Para mahasiswa lainnya juga bernegosiasi agar bisa masuk ke dalam gedung DPR, dan sejumlah mahasiswa diperbolehkan masuk pada pukul 13.00 WIB.
Selain mahasiswa, banyak tokoh dari berbagai lembaga ikut menyuarakan tuntutan reformasi dan meminta Soeharto mundur.
Harmoko, yang saat itu menjabat pimpinan MPR/DPR, juga meminta Soeharto segera mengundurkan diri dalam konferensi pers.
Pernyataan tersebut cukup mengejutkan, mengingat posisi dan latar belakang Harmoko sebagai salah satu orang dekat Soeharto. Namun, Wiranto, Panglima ABRI saat itu, menganggap pernyataan tersebut hanya pendapat pribadi.
Soeharto melakukan pertemuan dengan ulama dan tokoh masyarakat pada 19 Mei 1998 pagi. Setelah pertemuan itu, Soeharto menyatakan akan me-reshuffle kabinet dan membentuk Komite Reformasi.
Namun, ide tersebut ditolak oleh Nurcholish dan Gus Dur. Pada hari yang sama, Menko Ekonomi, Keuangan, dan Industri Ginandjar Kartasasmita melaporkan reaksi negatif para senior ekonomi terhadap rencana Soeharto tersebut.
Pada 20 Mei 1998, 14 menteri bidang Ekuin sepakat tidak bersedia mendapat peran dalam Komite Reformasi atau kabinet reformasi hasil reshuffle.
Mereka mengungkapkan keinginan mereka melalui surat yang disampaikan kepada Soeharto.
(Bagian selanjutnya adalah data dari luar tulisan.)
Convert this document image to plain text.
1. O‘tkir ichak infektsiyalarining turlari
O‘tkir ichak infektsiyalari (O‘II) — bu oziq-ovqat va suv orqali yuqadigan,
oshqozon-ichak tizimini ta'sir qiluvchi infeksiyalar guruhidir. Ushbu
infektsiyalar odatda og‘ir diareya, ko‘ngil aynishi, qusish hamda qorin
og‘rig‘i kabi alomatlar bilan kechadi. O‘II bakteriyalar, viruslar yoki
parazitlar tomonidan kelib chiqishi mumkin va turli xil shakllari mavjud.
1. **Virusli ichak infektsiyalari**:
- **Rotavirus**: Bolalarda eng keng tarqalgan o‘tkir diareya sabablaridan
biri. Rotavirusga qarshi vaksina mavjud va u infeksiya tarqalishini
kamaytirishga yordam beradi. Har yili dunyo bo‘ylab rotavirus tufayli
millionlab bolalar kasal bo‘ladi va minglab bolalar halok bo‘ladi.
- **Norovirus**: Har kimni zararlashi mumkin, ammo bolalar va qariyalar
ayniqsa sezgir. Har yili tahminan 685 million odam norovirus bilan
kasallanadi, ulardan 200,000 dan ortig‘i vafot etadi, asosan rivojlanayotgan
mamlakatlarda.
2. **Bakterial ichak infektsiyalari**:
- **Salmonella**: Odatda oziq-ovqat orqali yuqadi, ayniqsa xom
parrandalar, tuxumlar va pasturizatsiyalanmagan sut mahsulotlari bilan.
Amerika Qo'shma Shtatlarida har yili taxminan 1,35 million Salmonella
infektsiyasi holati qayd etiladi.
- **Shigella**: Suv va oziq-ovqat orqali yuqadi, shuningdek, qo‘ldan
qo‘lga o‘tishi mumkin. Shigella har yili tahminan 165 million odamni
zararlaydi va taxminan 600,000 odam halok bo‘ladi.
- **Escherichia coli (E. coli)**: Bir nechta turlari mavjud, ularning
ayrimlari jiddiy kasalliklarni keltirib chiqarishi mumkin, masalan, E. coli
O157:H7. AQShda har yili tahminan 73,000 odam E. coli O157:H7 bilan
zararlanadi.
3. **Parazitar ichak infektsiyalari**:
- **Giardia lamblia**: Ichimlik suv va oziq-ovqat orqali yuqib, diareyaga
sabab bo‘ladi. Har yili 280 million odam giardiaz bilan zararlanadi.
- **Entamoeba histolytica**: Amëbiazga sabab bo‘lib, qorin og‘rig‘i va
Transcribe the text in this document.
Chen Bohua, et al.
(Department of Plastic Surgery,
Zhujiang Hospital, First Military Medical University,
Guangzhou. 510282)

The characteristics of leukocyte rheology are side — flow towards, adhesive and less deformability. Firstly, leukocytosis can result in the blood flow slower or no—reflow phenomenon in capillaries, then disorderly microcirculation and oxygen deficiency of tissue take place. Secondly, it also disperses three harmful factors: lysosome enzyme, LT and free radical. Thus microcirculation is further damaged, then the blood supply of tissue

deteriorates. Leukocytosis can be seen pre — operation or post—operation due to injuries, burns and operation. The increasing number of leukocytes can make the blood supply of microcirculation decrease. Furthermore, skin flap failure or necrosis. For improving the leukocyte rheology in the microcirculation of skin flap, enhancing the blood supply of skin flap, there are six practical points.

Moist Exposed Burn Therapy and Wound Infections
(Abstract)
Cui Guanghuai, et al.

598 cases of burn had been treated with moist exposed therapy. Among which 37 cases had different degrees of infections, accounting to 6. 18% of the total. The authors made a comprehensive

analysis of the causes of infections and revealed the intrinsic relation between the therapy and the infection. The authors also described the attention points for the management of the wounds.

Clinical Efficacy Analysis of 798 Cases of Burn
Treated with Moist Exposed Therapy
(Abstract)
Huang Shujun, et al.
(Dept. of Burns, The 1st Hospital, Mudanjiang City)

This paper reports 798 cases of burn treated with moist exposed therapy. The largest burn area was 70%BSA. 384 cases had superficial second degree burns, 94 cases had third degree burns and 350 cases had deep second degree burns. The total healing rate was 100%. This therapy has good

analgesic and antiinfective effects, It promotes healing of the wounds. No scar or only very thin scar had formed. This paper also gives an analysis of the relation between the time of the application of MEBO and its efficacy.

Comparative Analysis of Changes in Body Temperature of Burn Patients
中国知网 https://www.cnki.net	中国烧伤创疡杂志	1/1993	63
Setelah membaca surat tersebut, Soeharto merasa ditinggalkan oleh para menterinya, dan kegelisahannya semakin bertambah.
Soeharto memanggil Habibie pada malam hari. Habibie diminta untuk siap jika kekuasaan diserahkan kepadanya. Probosutedjo, adik Soeharto, yang berada di kediaman Jalan Cendana pada malam itu, mengungkapkan jika Soeharto terlihat gugup dan bimbang.
“Pak Harto gugup dan bimbang, apakah Habibie siap dan bisa menerima penyerahan itu. Suasana bimbang ini baru sirna setelah Habibie menyatakan diri siap menerima jabatan presiden,” ujarnya.
Pukul 23.00 WIB, Soeharto memerintahkan ajudan untuk memanggil Yusril Ihza Mahendra, Mensesneg Saadillah Mursjid, dan Panglima ABRI Jenderal TNI Wiranto. Soeharto sudah berbulat hati menyerahkan kekuasaan kepada Habibie.
Kemudian, sekitar pukul 23.20 WIB, Yusril bertemu dengan Amien Rais. Dalam pertemuan itu, Yusril menyampaikan rencana Soeharto untuk mundur pada 21 Mei 1998, sekitar pukul 09.00 WIB.
Dalam bahasa Amien, kata-kata yang disampaikan oleh Yusril itu, “The old man most probably has resigned” (orang tua itu kemungkinan besar mundur).
Pada 21 Mei 1998 dini hari, pukul 01.30 WIB, Amien Rais bersama sejumlah tokoh reformasi menggelar jumpa pers.
Dalam jumpa pers itu, Amien mengatakan, “Selamat tinggal pemerintahan lama, dan selamat datang pemerintahan baru.”
Soeharto akhirnya mengumumkan pengunduran dirinya sebagai presiden pada 21 Mei 1998. “Dengan memperhatikan ketentuan Pasal 8 UUD 1945 dan setelah dengan sungguh-sungguh memperhatikan pandangan pimpinan Dewan Perwakilan Rakyat dan pimpinan fraksi-fraksi yang ada di dalamnya, saya memutuskan untuk menyatakan berhenti dari jabatan saya sebagai Presiden Republik Indonesia, terhitung sejak saya bacakan pernyataan ini pada hari ini, Kamis 21 Mei 1998,” kata Soeharto dalam pidatonya.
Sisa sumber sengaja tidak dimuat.